The predominantly shadow grey palette of Rachel Canning’s beautiful set establishes the mood of Scrooge’s ill humoured office environment as the narrative begins and this bleak, Victorian atmosphere is sustained throughout. Scenes of contrasting bright colour lie in the costumes and character of John O’Mahony’s pompous Mr Fezziwig and John Kielty’s amusing Ghost of Christmas Present. Yet the most mesmerizing aspects of this performance can be found in the enlarged, metallic moon hung across the stage as Scrooge trudges home on Christmas Eve night and the ceiling-high figure of the Ghost of Christmas Future made from metal scaffolding and tattered black drapes, unfolding before Scrooge and the audience in a bizarrely graceful manner.

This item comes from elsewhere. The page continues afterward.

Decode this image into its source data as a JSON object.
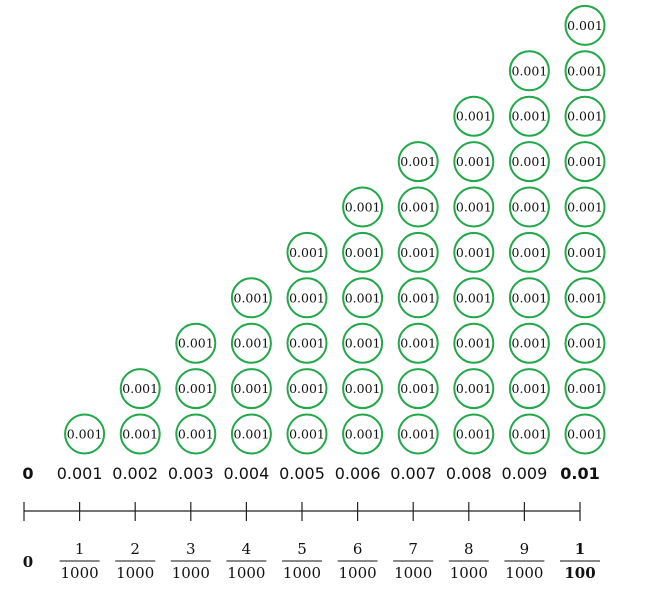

Cliff Burnett delights as Ebenezer Scrooge, maintaining more than a touch of the unnerving charisma which won him praise for his darkly eccentric Polonius in The Citizens’ Hamlet earlier this year. Indeed, those familiar with director Dominic Hill’s previous projects at The Citizens may find themselves playing the game of spot the similarities as, once again, actors take to various musical instruments and microphones to provide the eerie sound effects to the ghostly tale and the back, brick wall is stripped bare. Here, Scrooge is never alone. Even as he awaits the arrival of his next spiritual visitor and contemplates the unlikelihood of his situation, off stage actors taunt him with creeks and squeaks which play with his jittery senses and provoke laughter from the younger members of the audience.
As Christmas draws ever closer and Glasgow’s theatre scene delivers its annual variety of flashy family performances, A Christmas Carol offers a unique, authentically old-fashioned alternative to the slapstick humour of the pantomime stage. Whether you’re taking children or simply fancy an evening of Dickensian Christmas comfort, this is a performance that will ignite your inner festive spirit – and probably put you in the mood for a glass of mulled wine and a mince pie!